First, we need to change to ‘DataRobot Classic'. ‘Deployments' and our AI production capabilities are in ‘Classic' and will be part of the new experience 11/7, and all functionality available in Classic will eventually migrate into the new experience.
Because we would like to deploy a model into the ‘Finance' schema we need to create a new data connection.
Click on the top right icon » ‘Data connections' » Put your credentials + Add parameter - the schema ‘FINANCE'
Because we are going to deploy the model to Snowflake, we need to set up a Snowflake prediction environment.
This means that DataRobot will completely manage and automatically control this prediction environment, including model deployment and replacement.
Press on the ‘Deployment' Tab » ‘Prediction Environments' tab »Add prediction environment
To keep a version of the model we are going to deploy, we will add it to the registry.
Press on the ‘Models' tab » press on the desired model » press on ‘Predict' tab » press on ‘Deploy' tab » click ‘Add to Model Registry'.
Press on the ‘Model registry' tab » press on ‘Model Packages' tab » press on the desired model » ‘Deploy model package'.
You can pick where to deploy it, here we choose Snowflake and choosing the prediction environment we set earlier.
We are ready to deploy our model to Snowflake.
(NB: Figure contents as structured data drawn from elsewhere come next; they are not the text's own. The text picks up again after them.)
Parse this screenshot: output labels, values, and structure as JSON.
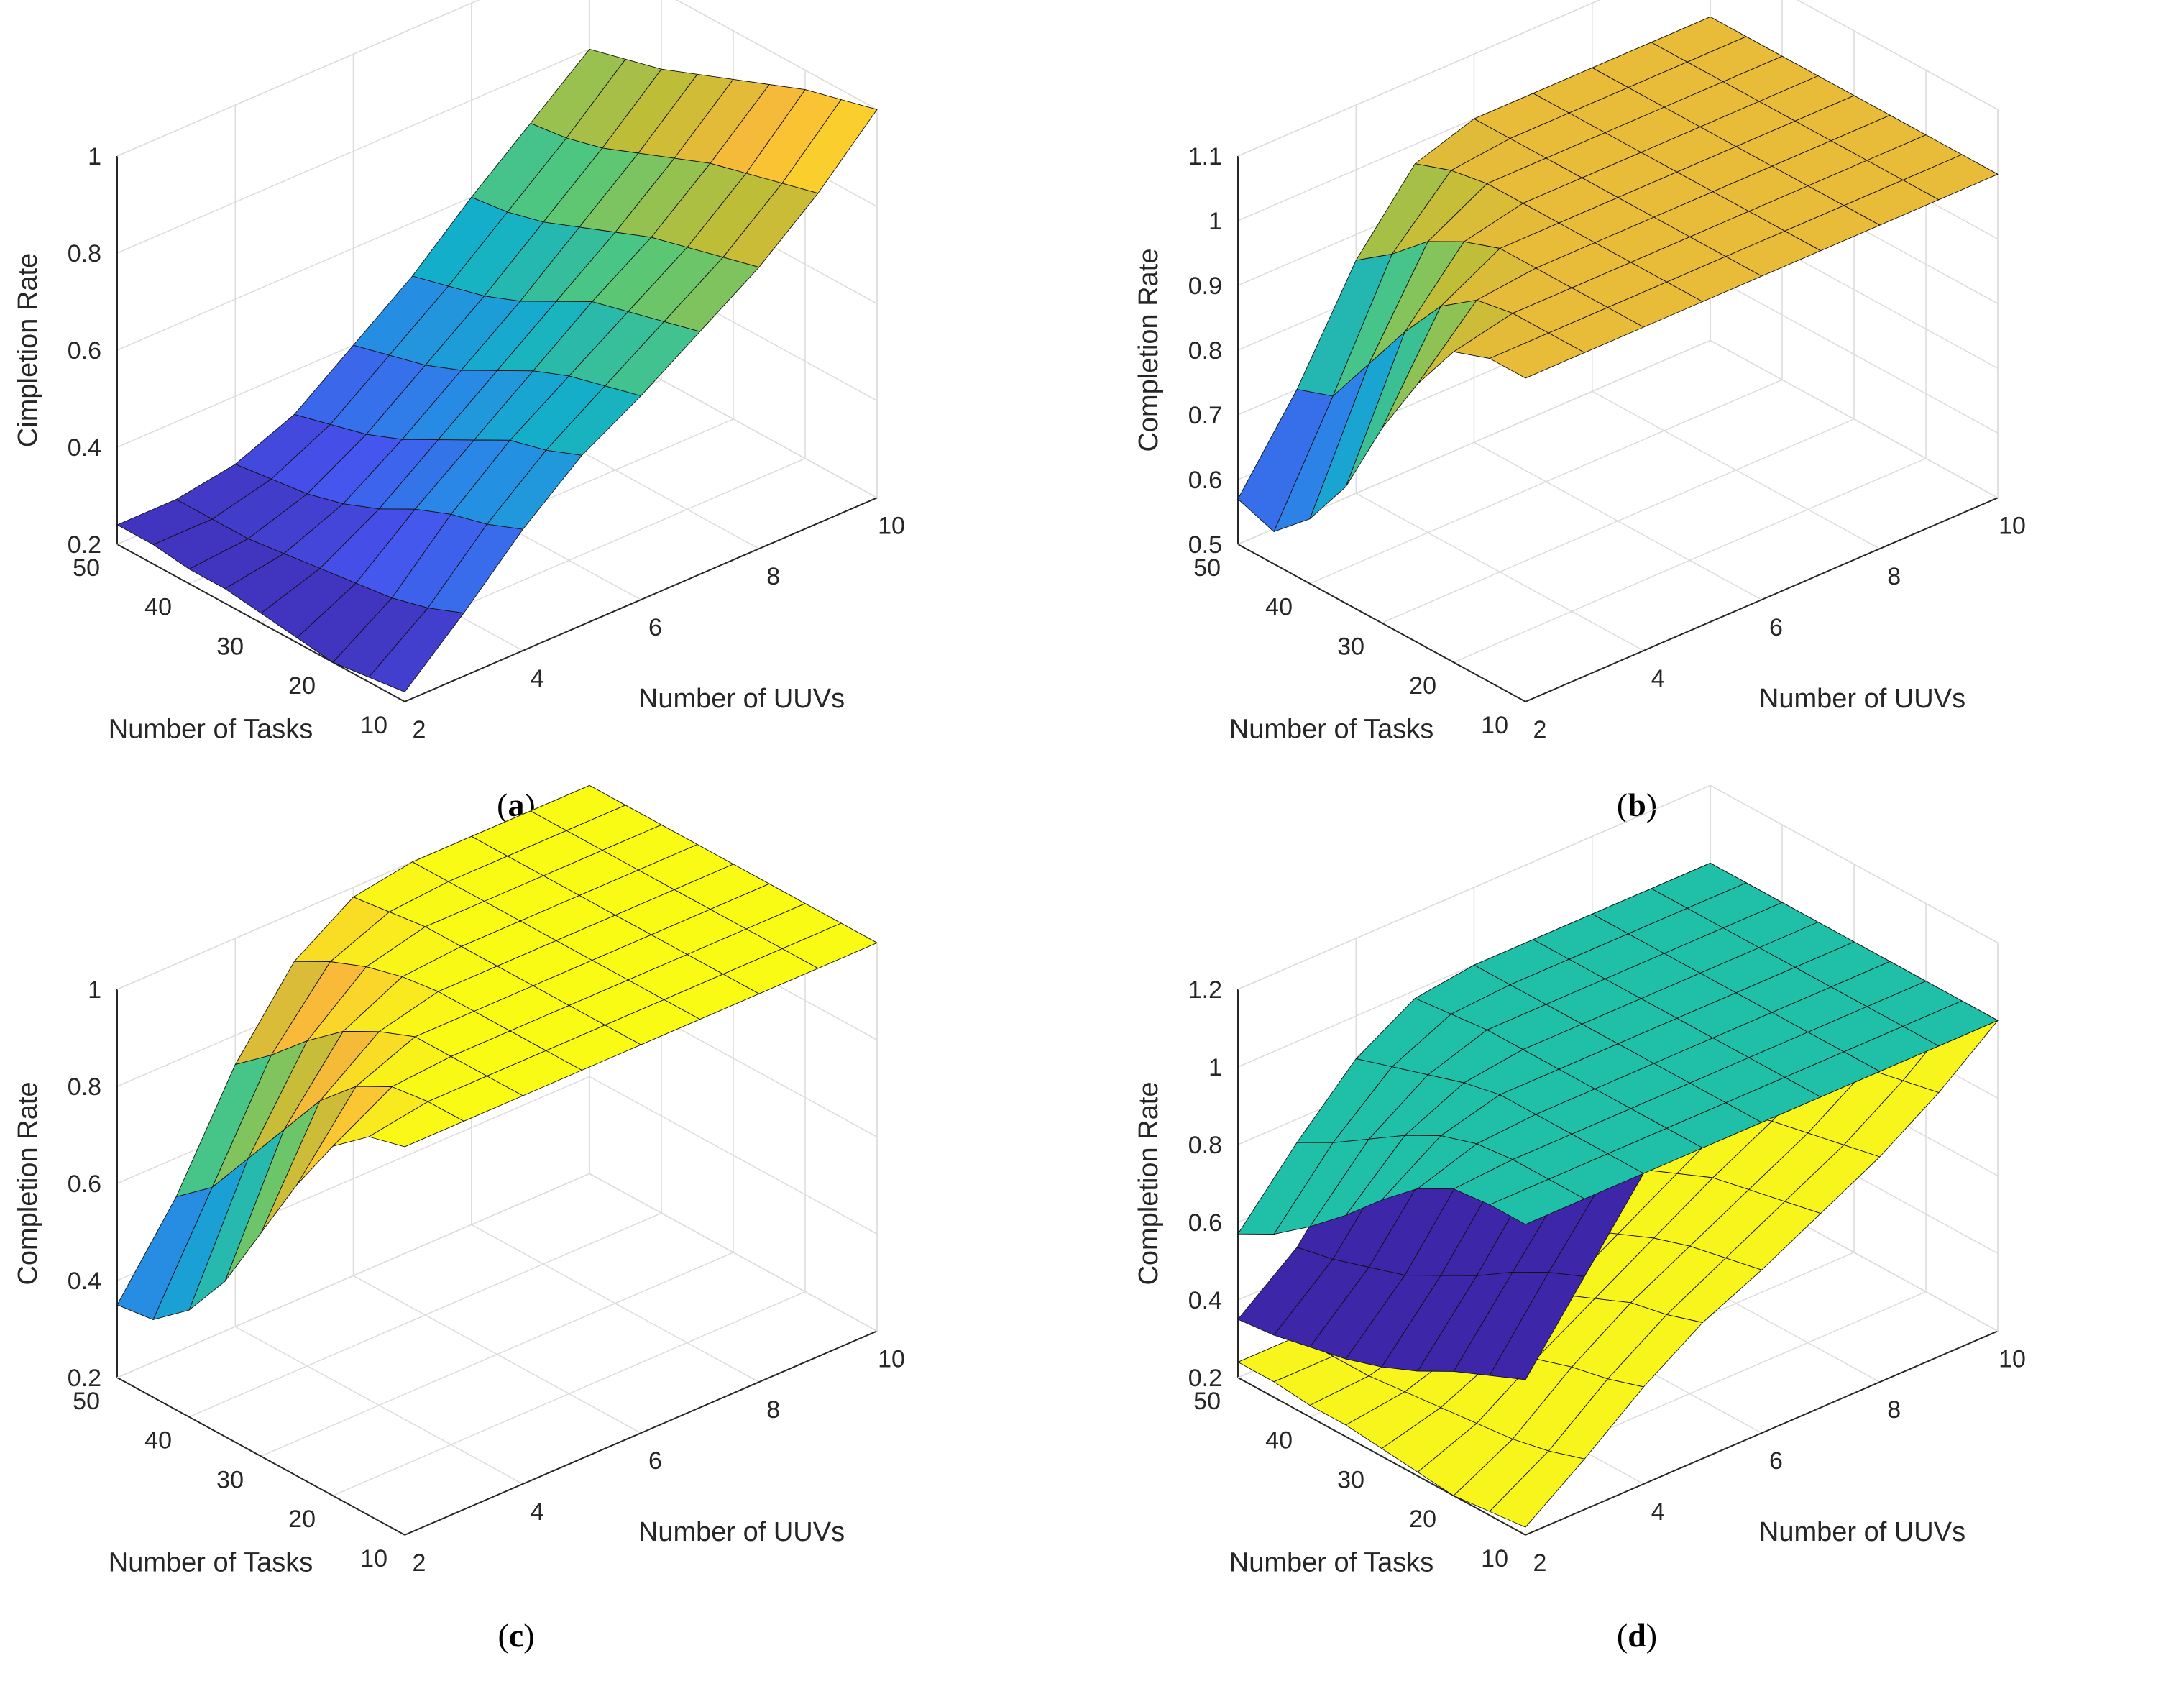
{
  "chart_data": [
    {
      "id": "a",
      "type": "surface",
      "caption": {
        "open": "(",
        "letter": "a",
        "close": ")"
      },
      "xlabel": "Number of UUVs",
      "ylabel": "Number of Tasks",
      "zlabel": "Cimpletion Rate",
      "xlim": [
        2,
        10
      ],
      "ylim": [
        10,
        50
      ],
      "zlim": [
        0.2,
        1.0
      ],
      "xticks": [
        2,
        4,
        6,
        8,
        10
      ],
      "yticks": [
        10,
        20,
        30,
        40,
        50
      ],
      "zticks": [
        "0.2",
        "0.4",
        "0.6",
        "0.8",
        "1"
      ],
      "grid": true,
      "x": [
        2,
        3,
        4,
        5,
        6,
        7,
        8,
        9,
        10
      ],
      "y": [
        10,
        15,
        20,
        25,
        30,
        35,
        40,
        45,
        50
      ],
      "surfaces": [
        {
          "name": "completion",
          "colormap": "parula",
          "z": [
            [
              0.22,
              0.33,
              0.45,
              0.55,
              0.62,
              0.7,
              0.78,
              0.88,
              1.0
            ],
            [
              0.21,
              0.3,
              0.42,
              0.52,
              0.6,
              0.68,
              0.76,
              0.86,
              0.98
            ],
            [
              0.2,
              0.28,
              0.4,
              0.5,
              0.58,
              0.66,
              0.74,
              0.84,
              0.96
            ],
            [
              0.21,
              0.27,
              0.37,
              0.46,
              0.55,
              0.64,
              0.72,
              0.82,
              0.93
            ],
            [
              0.22,
              0.26,
              0.33,
              0.42,
              0.51,
              0.6,
              0.69,
              0.79,
              0.9
            ],
            [
              0.23,
              0.25,
              0.3,
              0.38,
              0.47,
              0.56,
              0.66,
              0.76,
              0.87
            ],
            [
              0.23,
              0.24,
              0.28,
              0.35,
              0.44,
              0.53,
              0.63,
              0.73,
              0.84
            ],
            [
              0.24,
              0.24,
              0.27,
              0.33,
              0.42,
              0.51,
              0.61,
              0.71,
              0.82
            ],
            [
              0.24,
              0.24,
              0.26,
              0.31,
              0.4,
              0.49,
              0.6,
              0.7,
              0.8
            ]
          ]
        }
      ]
    },
    {
      "id": "b",
      "type": "surface",
      "caption": {
        "open": "(",
        "letter": "b",
        "close": ")"
      },
      "xlabel": "Number of UUVs",
      "ylabel": "Number of Tasks",
      "zlabel": "Completion Rate",
      "xlim": [
        2,
        10
      ],
      "ylim": [
        10,
        50
      ],
      "zlim": [
        0.5,
        1.1
      ],
      "xticks": [
        2,
        4,
        6,
        8,
        10
      ],
      "yticks": [
        10,
        20,
        30,
        40,
        50
      ],
      "zticks": [
        "0.5",
        "0.6",
        "0.7",
        "0.8",
        "0.9",
        "1",
        "1.1"
      ],
      "grid": true,
      "x": [
        2,
        3,
        4,
        5,
        6,
        7,
        8,
        9,
        10
      ],
      "y": [
        10,
        15,
        20,
        25,
        30,
        35,
        40,
        45,
        50
      ],
      "surfaces": [
        {
          "name": "completion",
          "colormap": "parula",
          "z": [
            [
              1.0,
              1.0,
              1.0,
              1.0,
              1.0,
              1.0,
              1.0,
              1.0,
              1.0
            ],
            [
              1.0,
              1.0,
              1.0,
              1.0,
              1.0,
              1.0,
              1.0,
              1.0,
              1.0
            ],
            [
              0.98,
              1.0,
              1.0,
              1.0,
              1.0,
              1.0,
              1.0,
              1.0,
              1.0
            ],
            [
              0.9,
              0.99,
              1.0,
              1.0,
              1.0,
              1.0,
              1.0,
              1.0,
              1.0
            ],
            [
              0.8,
              0.95,
              1.0,
              1.0,
              1.0,
              1.0,
              1.0,
              1.0,
              1.0
            ],
            [
              0.68,
              0.88,
              0.98,
              1.0,
              1.0,
              1.0,
              1.0,
              1.0,
              1.0
            ],
            [
              0.6,
              0.8,
              0.95,
              1.0,
              1.0,
              1.0,
              1.0,
              1.0,
              1.0
            ],
            [
              0.55,
              0.72,
              0.9,
              0.99,
              1.0,
              1.0,
              1.0,
              1.0,
              1.0
            ],
            [
              0.57,
              0.7,
              0.86,
              0.97,
              1.0,
              1.0,
              1.0,
              1.0,
              1.0
            ]
          ]
        }
      ]
    },
    {
      "id": "c",
      "type": "surface",
      "caption": {
        "open": "(",
        "letter": "c",
        "close": ")"
      },
      "xlabel": "Number of UUVs",
      "ylabel": "Number of Tasks",
      "zlabel": "Completion Rate",
      "xlim": [
        2,
        10
      ],
      "ylim": [
        10,
        50
      ],
      "zlim": [
        0.2,
        1.0
      ],
      "xticks": [
        2,
        4,
        6,
        8,
        10
      ],
      "yticks": [
        10,
        20,
        30,
        40,
        50
      ],
      "zticks": [
        "0.2",
        "0.4",
        "0.6",
        "0.8",
        "1"
      ],
      "grid": true,
      "x": [
        2,
        3,
        4,
        5,
        6,
        7,
        8,
        9,
        10
      ],
      "y": [
        10,
        15,
        20,
        25,
        30,
        35,
        40,
        45,
        50
      ],
      "surfaces": [
        {
          "name": "completion",
          "colormap": "parula",
          "z": [
            [
              1.0,
              1.0,
              1.0,
              1.0,
              1.0,
              1.0,
              1.0,
              1.0,
              1.0
            ],
            [
              0.98,
              1.0,
              1.0,
              1.0,
              1.0,
              1.0,
              1.0,
              1.0,
              1.0
            ],
            [
              0.92,
              0.99,
              1.0,
              1.0,
              1.0,
              1.0,
              1.0,
              1.0,
              1.0
            ],
            [
              0.8,
              0.95,
              1.0,
              1.0,
              1.0,
              1.0,
              1.0,
              1.0,
              1.0
            ],
            [
              0.66,
              0.88,
              0.97,
              1.0,
              1.0,
              1.0,
              1.0,
              1.0,
              1.0
            ],
            [
              0.52,
              0.78,
              0.93,
              0.99,
              1.0,
              1.0,
              1.0,
              1.0,
              1.0
            ],
            [
              0.42,
              0.68,
              0.87,
              0.97,
              1.0,
              1.0,
              1.0,
              1.0,
              1.0
            ],
            [
              0.36,
              0.58,
              0.8,
              0.94,
              0.99,
              1.0,
              1.0,
              1.0,
              1.0
            ],
            [
              0.35,
              0.52,
              0.74,
              0.9,
              0.98,
              1.0,
              1.0,
              1.0,
              1.0
            ]
          ]
        }
      ]
    },
    {
      "id": "d",
      "type": "surface",
      "caption": {
        "open": "(",
        "letter": "d",
        "close": ")"
      },
      "xlabel": "Number of UUVs",
      "ylabel": "Number of Tasks",
      "zlabel": "Completion Rate",
      "xlim": [
        2,
        10
      ],
      "ylim": [
        10,
        50
      ],
      "zlim": [
        0.2,
        1.2
      ],
      "xticks": [
        2,
        4,
        6,
        8,
        10
      ],
      "yticks": [
        10,
        20,
        30,
        40,
        50
      ],
      "zticks": [
        "0.2",
        "0.4",
        "0.6",
        "0.8",
        "1",
        "1.2"
      ],
      "grid": true,
      "x": [
        2,
        3,
        4,
        5,
        6,
        7,
        8,
        9,
        10
      ],
      "y": [
        10,
        15,
        20,
        25,
        30,
        35,
        40,
        45,
        50
      ],
      "surfaces": [
        {
          "name": "yellow-surface",
          "color": "#f8f51c",
          "z": [
            [
              0.22,
              0.33,
              0.45,
              0.55,
              0.62,
              0.7,
              0.78,
              0.88,
              1.0
            ],
            [
              0.21,
              0.3,
              0.42,
              0.52,
              0.6,
              0.68,
              0.76,
              0.86,
              0.98
            ],
            [
              0.2,
              0.28,
              0.4,
              0.5,
              0.58,
              0.66,
              0.74,
              0.84,
              0.96
            ],
            [
              0.21,
              0.27,
              0.37,
              0.46,
              0.55,
              0.64,
              0.72,
              0.82,
              0.93
            ],
            [
              0.22,
              0.26,
              0.33,
              0.42,
              0.51,
              0.6,
              0.69,
              0.79,
              0.9
            ],
            [
              0.23,
              0.25,
              0.3,
              0.38,
              0.47,
              0.56,
              0.66,
              0.76,
              0.87
            ],
            [
              0.23,
              0.24,
              0.28,
              0.35,
              0.44,
              0.53,
              0.63,
              0.73,
              0.84
            ],
            [
              0.24,
              0.24,
              0.27,
              0.33,
              0.42,
              0.51,
              0.61,
              0.71,
              0.82
            ],
            [
              0.24,
              0.24,
              0.26,
              0.31,
              0.4,
              0.49,
              0.6,
              0.7,
              0.8
            ]
          ]
        },
        {
          "name": "purple-surface",
          "color": "#3e26a8",
          "z": [
            [
              0.6,
              0.8,
              1.0,
              1.0,
              1.0,
              1.0,
              1.0,
              1.0,
              1.0
            ],
            [
              0.56,
              0.76,
              0.95,
              1.0,
              1.0,
              1.0,
              1.0,
              1.0,
              1.0
            ],
            [
              0.52,
              0.71,
              0.9,
              1.0,
              1.0,
              1.0,
              1.0,
              1.0,
              1.0
            ],
            [
              0.47,
              0.65,
              0.85,
              0.98,
              1.0,
              1.0,
              1.0,
              1.0,
              1.0
            ],
            [
              0.43,
              0.6,
              0.8,
              0.95,
              1.0,
              1.0,
              1.0,
              1.0,
              1.0
            ],
            [
              0.4,
              0.55,
              0.75,
              0.92,
              1.0,
              1.0,
              1.0,
              1.0,
              1.0
            ],
            [
              0.38,
              0.52,
              0.71,
              0.9,
              0.99,
              1.0,
              1.0,
              1.0,
              1.0
            ],
            [
              0.36,
              0.49,
              0.68,
              0.88,
              0.98,
              1.0,
              1.0,
              1.0,
              1.0
            ],
            [
              0.35,
              0.47,
              0.66,
              0.86,
              0.97,
              1.0,
              1.0,
              1.0,
              1.0
            ]
          ]
        },
        {
          "name": "teal-surface",
          "color": "#1fbfa8",
          "z": [
            [
              1.0,
              1.0,
              1.0,
              1.0,
              1.0,
              1.0,
              1.0,
              1.0,
              1.0
            ],
            [
              1.0,
              1.0,
              1.0,
              1.0,
              1.0,
              1.0,
              1.0,
              1.0,
              1.0
            ],
            [
              0.99,
              1.0,
              1.0,
              1.0,
              1.0,
              1.0,
              1.0,
              1.0,
              1.0
            ],
            [
              0.94,
              0.99,
              1.0,
              1.0,
              1.0,
              1.0,
              1.0,
              1.0,
              1.0
            ],
            [
              0.86,
              0.96,
              1.0,
              1.0,
              1.0,
              1.0,
              1.0,
              1.0,
              1.0
            ],
            [
              0.77,
              0.91,
              0.98,
              1.0,
              1.0,
              1.0,
              1.0,
              1.0,
              1.0
            ],
            [
              0.69,
              0.85,
              0.95,
              1.0,
              1.0,
              1.0,
              1.0,
              1.0,
              1.0
            ],
            [
              0.62,
              0.79,
              0.92,
              0.99,
              1.0,
              1.0,
              1.0,
              1.0,
              1.0
            ],
            [
              0.57,
              0.74,
              0.89,
              0.98,
              1.0,
              1.0,
              1.0,
              1.0,
              1.0
            ]
          ]
        }
      ]
    }
  ]
}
Create the deployment by clicking ‘Deploy model'. The JAVA UDF will be pushed automatically to your Snowflake environment.
To ensure the deployment process was successful, you can go to the ‘Deployment' tab and look for the deployment. We can see that the management agent is now running, and we have a health indicator in the GUI.
To ensure the UDF was pushed you can check if the UDF appears in your snowflake account, under your schema.
Please copy the deployment id from the URL, we will use it with the notebook.
Now we can go back to the notebook to score our prediction data with Snowpark, see the results and come back here in the ‘Model monitoring' section
To make sure business decisions are aligned with external and internal factors, you need to monitor the model performance and understand if you need to replace or retrain it.
DataRobot provides the flexibility to do that with models that are deployed in platforms outside of DataRobot, such as Snowflake.
Let's define a monitoring job to read past predictions and/or actuals from a database table.
Press on the ‘Deployment' Tab » Choose the deployed model » Press on Job Definitions tab » Add job definition
Press ‘Save and run monitoring job definition'
We see that the job is being executed and right after that the job has been completed
DataRobot will monitor the predictions and the actual values and organize them over time in our Monitoring Engine to track data drift and accuracy for the model.
These out-of-the-box graphs will change over time and can help determine the model's accuracy.